Assemblyman Robert Rodriguez and Senator Brian Kavanagh, both of Manhattan, have proposed a bill, A7092, that would eliminate the 17.5 percent tax abatement for co-ops and condos that have a tax assessment (not a market value) of $200,000 or more. Noting that the abatement is up for renewal in Albany this spring, Rodriguez said, “We think this is a really important opportunity to reevaluate what we’ve given to the top 10 percent of owners, who clearly don’t need it.”
The abatements were instituted in 1997 as a way of softening a tax disadvantage for co-op and condo owners. This fiscal year it totaled $572 million in tax relief. Many co-op boards assess shareholders for the amount of their personal abatement, then put the money in the co-op’s coffers to defray expenses. The prospect of losing this vital revenue was, predictably, not welcome news to co-op and condo advocates.

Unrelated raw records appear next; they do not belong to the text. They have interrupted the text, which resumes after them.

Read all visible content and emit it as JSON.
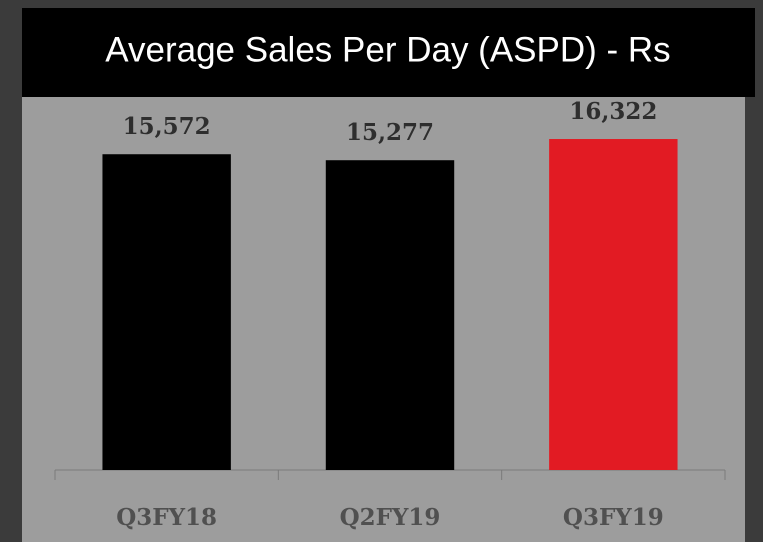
{
  "chart_data": {
    "type": "bar",
    "title": "Average Sales Per Day (ASPD) - Rs",
    "categories": [
      "Q3FY18",
      "Q2FY19",
      "Q3FY19"
    ],
    "values": [
      15572,
      15277,
      16322
    ],
    "value_labels": [
      "15,572",
      "15,277",
      "16,322"
    ],
    "colors": [
      "#000000",
      "#000000",
      "#e21b23"
    ],
    "ylim": [
      0,
      18000
    ]
  }
}
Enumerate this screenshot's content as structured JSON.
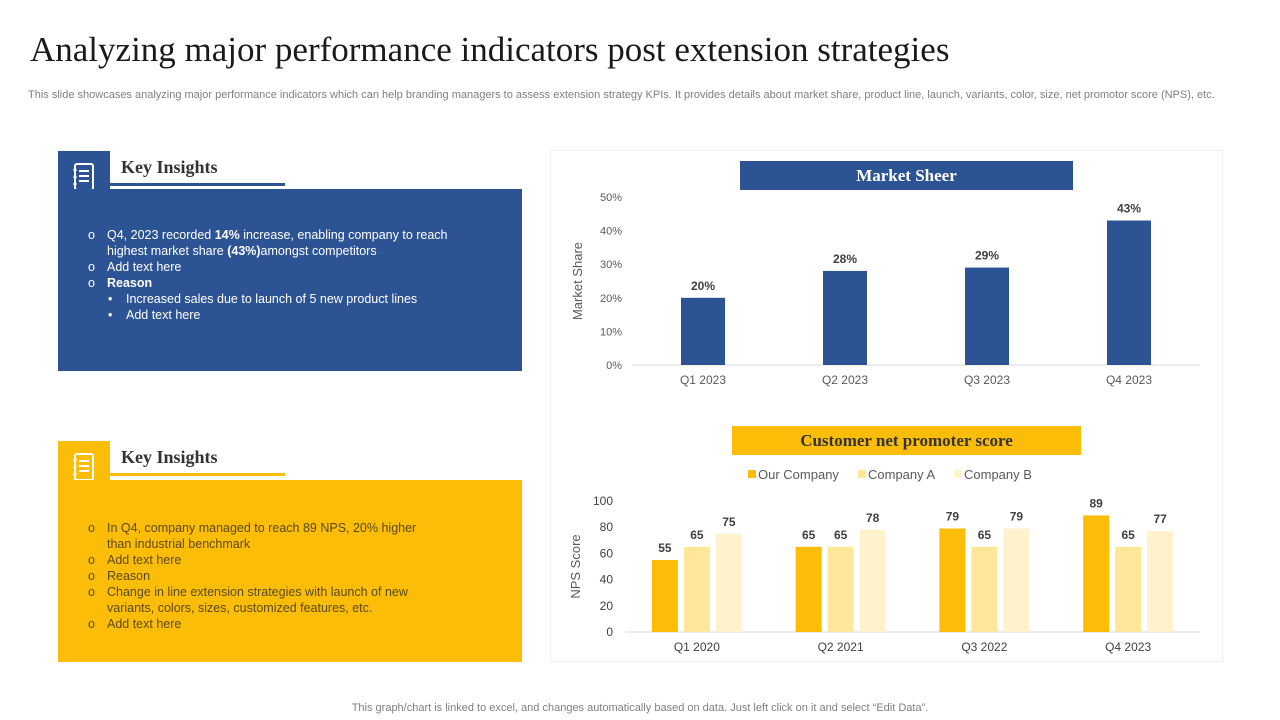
{
  "title": "Analyzing major performance indicators post extension strategies",
  "subtitle": "This slide showcases analyzing major performance indicators which can help branding managers to assess extension strategy KPIs. It provides details about market share, product line, launch, variants, color, size, net promotor score (NPS), etc.",
  "insights_top": {
    "heading": "Key Insights",
    "icon": "document-icon",
    "bullet1_pre": "Q4, 2023 recorded ",
    "bullet1_b1": "14%",
    "bullet1_mid": " increase, enabling company to reach highest market share ",
    "bullet1_b2": "(43%)",
    "bullet1_post": "amongst  competitors",
    "bullet2": "Add text here",
    "bullet3": "Reason",
    "sub1": "Increased sales due to launch of 5 new product lines",
    "sub2": "Add text here"
  },
  "insights_bottom": {
    "heading": "Key Insights",
    "icon": "document-icon",
    "items": [
      "In Q4, company managed to reach 89 NPS, 20% higher than industrial benchmark",
      "Add text here",
      "Reason",
      "Change in line extension strategies with launch of new variants, colors, sizes, customized features, etc.",
      "Add text here"
    ]
  },
  "footer": "This graph/chart is linked to excel, and changes automatically based on data. Just left click on it and select “Edit Data”.",
  "colors": {
    "blue": "#2c5394",
    "gold": "#fbbd08",
    "light_gold": "#ffe699",
    "pale_gold": "#fff2cc"
  },
  "chart_data": [
    {
      "type": "bar",
      "title": "Market Sheer",
      "ylabel": "Market Share",
      "xlabel": "",
      "categories": [
        "Q1 2023",
        "Q2 2023",
        "Q3 2023",
        "Q4 2023"
      ],
      "values": [
        20,
        28,
        29,
        43
      ],
      "value_labels": [
        "20%",
        "28%",
        "29%",
        "43%"
      ],
      "ylim": [
        0,
        50
      ],
      "yticks": [
        "0%",
        "10%",
        "20%",
        "30%",
        "40%",
        "50%"
      ],
      "grid": false
    },
    {
      "type": "bar",
      "title": "Customer net promoter score",
      "ylabel": "NPS Score",
      "xlabel": "",
      "categories": [
        "Q1 2020",
        "Q2 2021",
        "Q3 2022",
        "Q4 2023"
      ],
      "series": [
        {
          "name": "Our Company",
          "values": [
            55,
            65,
            79,
            89
          ]
        },
        {
          "name": "Company A",
          "values": [
            65,
            65,
            65,
            65
          ]
        },
        {
          "name": "Company B",
          "values": [
            75,
            78,
            79,
            77
          ]
        }
      ],
      "ylim": [
        0,
        100
      ],
      "yticks": [
        "0",
        "20",
        "40",
        "60",
        "80",
        "100"
      ],
      "legend": "top-center",
      "grid": false
    }
  ]
}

“It’s crazy,” says Paul Korngold, a partner at the real-estate law firm Tuchman, Korngold, Weiss, Liebman & Lindemann. “It’s a terrible idea. Since most boards assess shareholders for the amount of the abatement, buildings are going to lose 17.5 percent of their budgets. It’s going to drive up the cost of maintenance like crazy. The value of apartments will go down. Tax revenues will go down. It’s a self-fulfilling prophecy of doom.”